Crisp Genes

Crisp Genes

Imagine we had the power to use genetic technologies to stop one of humanity’s most dangerous predators. What is that predator? Sharks? Crocodiles? Snakes? Think far, far smaller. It is in fact, the mosquito.

Mosquitos cause all sorts of nasty diseases like the Zika Virus, Dengue Fever, Yellow Fever, and malaria. While nobody really wants to contract any of those diseases, and they’ll all make you pretty miserable, they’re nothing compared to the frankly hellacious malaria being one of the single biggest killers of humans in history.

Well, plot twist, we actually do have the technology and it comes in the form of some genetic machinery discovered in bacteria: CRISPR-Cas9 (or CRISPR for short).

What is CRISPR-CAS9?

Basically, (and I apologise to any geneticists reading this for my oversimplification) there’s a protein that acts like pair of scissors able to cut DNA (the CAS9 part), and a length of RNA that directs the protein to any point in the genome that you want (the CRISPR part).

Once that cut is made, the DNA can either stitch itself back together with the cut section of the DNA now removed from the genome (called homologous end joining), or that break can be filled by a new sequence of DNA by providing the cell with a template or a recipe so it can make the new gene the scientists are interested in. Essentially, CRISPR is a mix of cutting and pasting that happens inside our cells instead of Microsoft word.

So, we just need to CRISPR some mosquitos and they won’t be able to carry the malaria-causing parasite (called plasmodium); problem solved. Well, obviously it’s not that simple, and that’s because of the way genes are inherited.

Thanks, meiosis.

Here comes a crash course in meiosis and gene inheritance (thanks for getting me through undergrad, Hank Green). Most genes have two copies (one inherited from each parent), so when those genes are passed down from one generation to another, it’s only a 50:50 chance that a given gene variant (called an allele) will be expressed by the offspring. In essence, if you CRISPR a mosquito (the white mosquito in the image) so it can’t carry plasmodium, statistically, half of its offspring will still be able to carry it, and half won’t. In just two generations, the plasmodium-immune mosquitos only represent 25% of the population. Back to the drawing board, scientists!

Well, it would be if they didn’t already have a solution to this problem: Insert gene drive.

Gene drive forces the new allele to become dominant over the other allele, thus making inheritance of the plasmodium-immunity allele 99.5% rather than 50% – Tada!

While CRISPR tech has only been around for roughly a decade, gene drive was actually proven to work with 100% efficacy in a 2018 study.

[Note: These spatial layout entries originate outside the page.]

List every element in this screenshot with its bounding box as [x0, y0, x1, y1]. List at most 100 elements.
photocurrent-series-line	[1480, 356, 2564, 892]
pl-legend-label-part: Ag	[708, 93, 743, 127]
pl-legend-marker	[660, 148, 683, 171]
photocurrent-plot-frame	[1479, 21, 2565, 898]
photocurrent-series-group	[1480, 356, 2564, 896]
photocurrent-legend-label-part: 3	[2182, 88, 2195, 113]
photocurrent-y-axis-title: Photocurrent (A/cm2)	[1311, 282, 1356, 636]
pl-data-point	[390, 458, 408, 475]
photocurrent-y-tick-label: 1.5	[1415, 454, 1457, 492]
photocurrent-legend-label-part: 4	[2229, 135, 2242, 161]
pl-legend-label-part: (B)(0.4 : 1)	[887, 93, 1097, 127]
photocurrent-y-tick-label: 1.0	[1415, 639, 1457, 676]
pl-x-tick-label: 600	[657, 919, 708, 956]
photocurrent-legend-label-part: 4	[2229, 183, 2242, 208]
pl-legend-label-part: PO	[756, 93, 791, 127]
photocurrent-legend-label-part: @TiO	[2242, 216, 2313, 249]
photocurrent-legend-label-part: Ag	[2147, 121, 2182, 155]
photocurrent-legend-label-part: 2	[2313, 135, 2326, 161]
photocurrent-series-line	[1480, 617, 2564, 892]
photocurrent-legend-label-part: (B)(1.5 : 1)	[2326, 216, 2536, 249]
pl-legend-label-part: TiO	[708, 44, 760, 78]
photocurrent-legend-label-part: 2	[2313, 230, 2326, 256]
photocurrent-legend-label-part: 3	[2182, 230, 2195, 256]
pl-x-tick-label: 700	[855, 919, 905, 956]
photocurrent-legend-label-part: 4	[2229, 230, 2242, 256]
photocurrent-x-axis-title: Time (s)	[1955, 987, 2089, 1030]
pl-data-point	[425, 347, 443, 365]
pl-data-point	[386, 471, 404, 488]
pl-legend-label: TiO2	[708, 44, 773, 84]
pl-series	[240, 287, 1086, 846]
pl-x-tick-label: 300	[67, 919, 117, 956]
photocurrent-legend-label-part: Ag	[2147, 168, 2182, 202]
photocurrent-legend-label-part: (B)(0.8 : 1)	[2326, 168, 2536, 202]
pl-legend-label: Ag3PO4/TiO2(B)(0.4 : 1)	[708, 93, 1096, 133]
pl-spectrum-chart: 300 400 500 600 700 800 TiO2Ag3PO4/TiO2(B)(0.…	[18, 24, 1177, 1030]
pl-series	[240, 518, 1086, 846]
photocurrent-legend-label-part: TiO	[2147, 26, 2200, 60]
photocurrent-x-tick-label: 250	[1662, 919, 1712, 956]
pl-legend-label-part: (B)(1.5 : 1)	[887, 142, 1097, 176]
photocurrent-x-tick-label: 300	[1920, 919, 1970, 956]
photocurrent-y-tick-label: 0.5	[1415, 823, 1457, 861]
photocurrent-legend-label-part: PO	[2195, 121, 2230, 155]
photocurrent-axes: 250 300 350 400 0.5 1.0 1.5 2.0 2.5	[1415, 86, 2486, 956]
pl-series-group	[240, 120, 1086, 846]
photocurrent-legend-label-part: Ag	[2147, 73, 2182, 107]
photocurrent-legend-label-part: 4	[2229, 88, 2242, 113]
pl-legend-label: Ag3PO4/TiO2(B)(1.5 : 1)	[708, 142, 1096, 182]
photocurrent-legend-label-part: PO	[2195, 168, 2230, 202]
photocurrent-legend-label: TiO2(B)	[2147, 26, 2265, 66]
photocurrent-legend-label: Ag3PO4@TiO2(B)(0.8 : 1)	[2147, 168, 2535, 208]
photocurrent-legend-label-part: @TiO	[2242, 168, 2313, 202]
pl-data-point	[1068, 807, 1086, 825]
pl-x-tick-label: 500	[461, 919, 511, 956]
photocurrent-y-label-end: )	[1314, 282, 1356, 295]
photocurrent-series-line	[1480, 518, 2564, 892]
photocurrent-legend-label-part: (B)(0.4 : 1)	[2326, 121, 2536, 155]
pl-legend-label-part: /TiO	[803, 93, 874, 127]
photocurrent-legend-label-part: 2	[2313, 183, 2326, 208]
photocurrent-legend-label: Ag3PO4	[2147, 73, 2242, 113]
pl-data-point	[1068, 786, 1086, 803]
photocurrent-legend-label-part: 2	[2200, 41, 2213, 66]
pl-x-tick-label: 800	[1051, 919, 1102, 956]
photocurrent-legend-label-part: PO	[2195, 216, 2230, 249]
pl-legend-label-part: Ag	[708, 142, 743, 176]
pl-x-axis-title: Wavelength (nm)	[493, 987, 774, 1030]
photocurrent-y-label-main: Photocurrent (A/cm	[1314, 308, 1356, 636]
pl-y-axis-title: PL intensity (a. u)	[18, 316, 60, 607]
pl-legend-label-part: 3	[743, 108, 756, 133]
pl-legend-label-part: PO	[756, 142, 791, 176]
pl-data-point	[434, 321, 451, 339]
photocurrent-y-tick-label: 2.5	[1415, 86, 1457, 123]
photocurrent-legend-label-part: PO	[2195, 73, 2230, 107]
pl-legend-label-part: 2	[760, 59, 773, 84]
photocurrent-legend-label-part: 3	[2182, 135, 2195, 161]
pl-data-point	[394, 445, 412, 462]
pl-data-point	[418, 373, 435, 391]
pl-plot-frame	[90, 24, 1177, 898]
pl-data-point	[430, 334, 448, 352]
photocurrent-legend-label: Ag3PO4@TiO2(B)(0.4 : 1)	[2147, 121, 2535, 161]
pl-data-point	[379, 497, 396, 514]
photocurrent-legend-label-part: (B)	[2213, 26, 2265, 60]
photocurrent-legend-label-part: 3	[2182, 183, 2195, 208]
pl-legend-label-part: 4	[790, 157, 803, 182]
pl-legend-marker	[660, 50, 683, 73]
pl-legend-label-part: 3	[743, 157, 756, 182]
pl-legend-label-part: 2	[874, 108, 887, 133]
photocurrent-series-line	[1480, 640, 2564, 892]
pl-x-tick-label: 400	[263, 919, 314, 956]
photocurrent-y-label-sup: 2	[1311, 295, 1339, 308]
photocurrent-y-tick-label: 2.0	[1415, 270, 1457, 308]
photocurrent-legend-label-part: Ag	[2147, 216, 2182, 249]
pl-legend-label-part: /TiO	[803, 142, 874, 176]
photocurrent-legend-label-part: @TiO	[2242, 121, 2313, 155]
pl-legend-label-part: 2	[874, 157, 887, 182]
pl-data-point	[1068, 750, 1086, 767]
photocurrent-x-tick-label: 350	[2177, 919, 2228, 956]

So, I hear you asking… Why haven’t we done it yet? Why do we still have malaria?

Playing God

The COVID-19 pandemic has proven to the world how quickly science can move when given the proper funding and attention. However, the ethics and policy behind a lot of scientific discoveries and applications often lags far behind.

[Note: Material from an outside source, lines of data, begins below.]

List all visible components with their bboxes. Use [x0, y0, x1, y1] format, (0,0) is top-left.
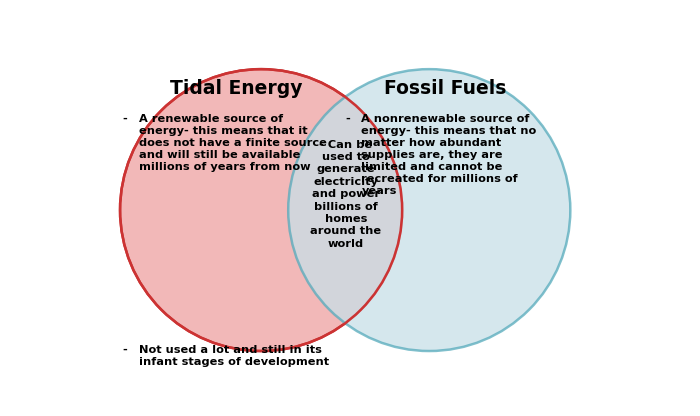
Text: Not used a lot and still in its
infant stages of development: Not used a lot and still in its infant s… — [139, 344, 329, 366]
Ellipse shape — [120, 69, 402, 351]
Text: Tidal Energy: Tidal Energy — [170, 79, 303, 98]
Text: -: - — [345, 114, 350, 124]
Text: Fossil Fuels: Fossil Fuels — [384, 79, 507, 98]
Ellipse shape — [288, 69, 570, 351]
Text: A renewable source of
energy- this means that it
does not have a finite source
a: A renewable source of energy- this means… — [139, 114, 327, 172]
Text: -: - — [122, 114, 127, 124]
Text: A nonrenewable source of
energy- this means that no
matter how abundant
supplies: A nonrenewable source of energy- this me… — [361, 114, 537, 196]
Text: -: - — [122, 344, 127, 354]
Text: - Can be
used to
generate
electricity
and power
billions of
homes
around the
wor: - Can be used to generate electricity an… — [310, 140, 382, 249]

Also, humans have never edited the genome of another living organism on this scale before, and once we do it, there’s no going back. So, should we even do this? What are the implications of using CRISPR on mosquitos? Will plasmodium evolve into an even scarier, more deadly version of itself or just find another host? Well, scientists are optimistic as the change to the mosquito genome is very minor, and mosquitos breed so rapidly that plasmodium won’t have time to evolve (we hope…).

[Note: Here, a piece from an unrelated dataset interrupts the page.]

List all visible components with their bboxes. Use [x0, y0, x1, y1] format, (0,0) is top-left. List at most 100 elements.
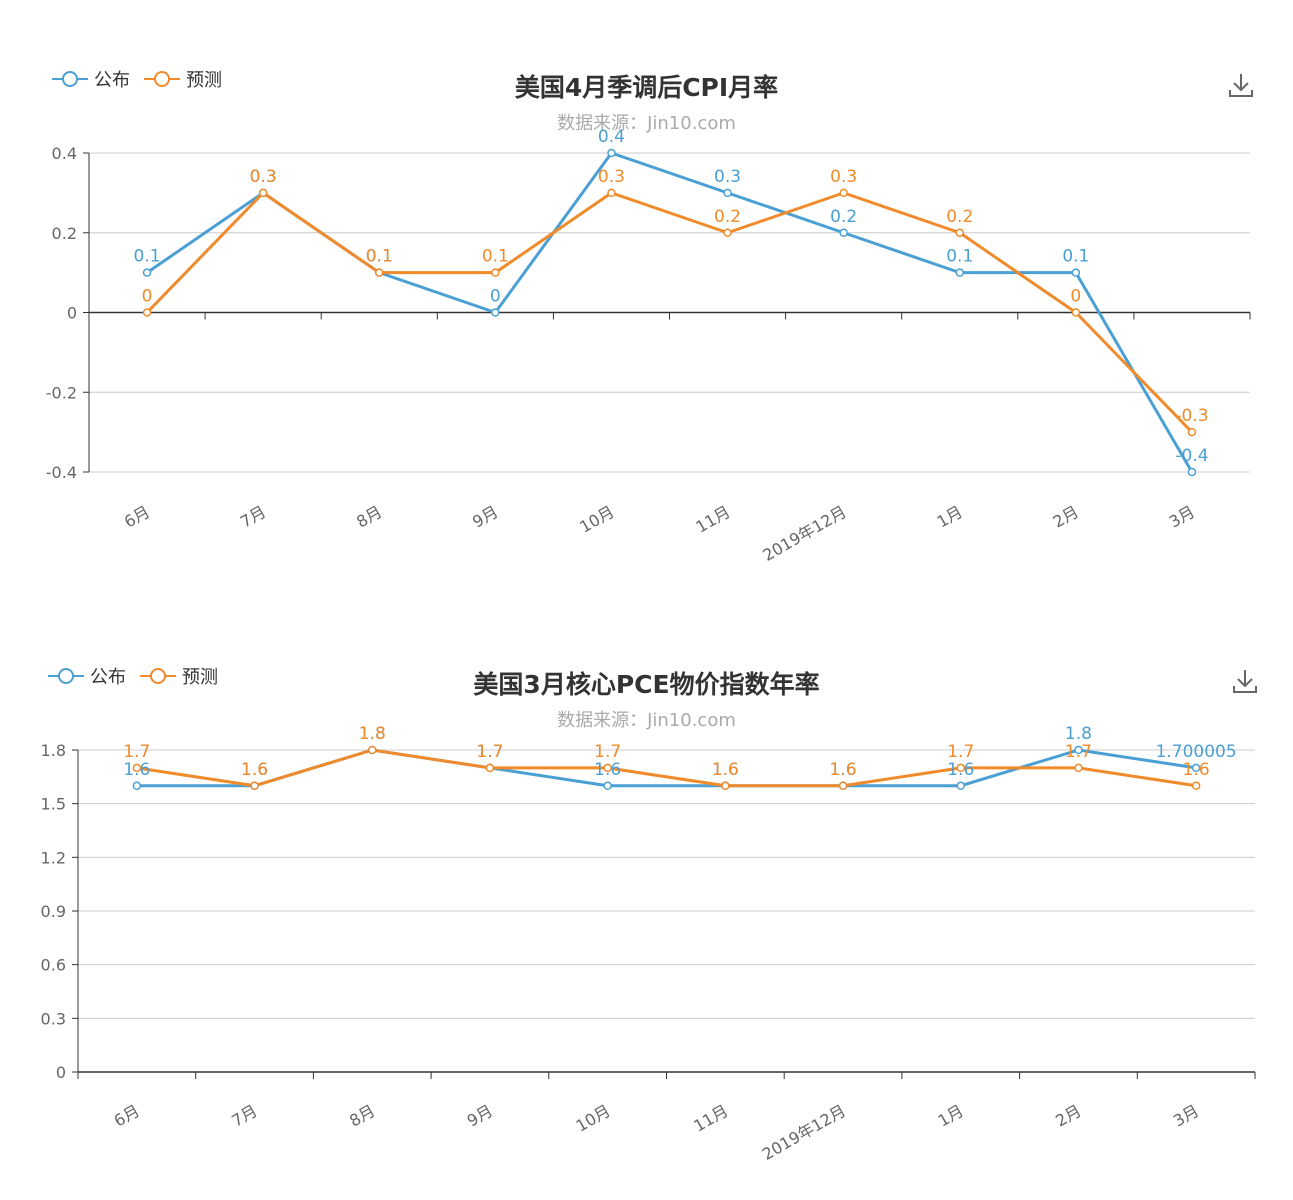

Scientific modelling can provide a lot of guesses on what could or is likely to happen, but we just won’t know until it’s done. Clearly, there’s still a lot of debate and uncertainty out there, and technology as powerful as gene drive needs to be handled with a lot of care and its ethical consderations heavily scrutinised. However, we also have to ask ourselves if it’s unethical to not use this technology while it’s available when 1,000 children die every day from the disease.

So, until the world can come up with a decision, for now, at least, scientists have their scissors locked away in the top drawer until they’re safe enough to use.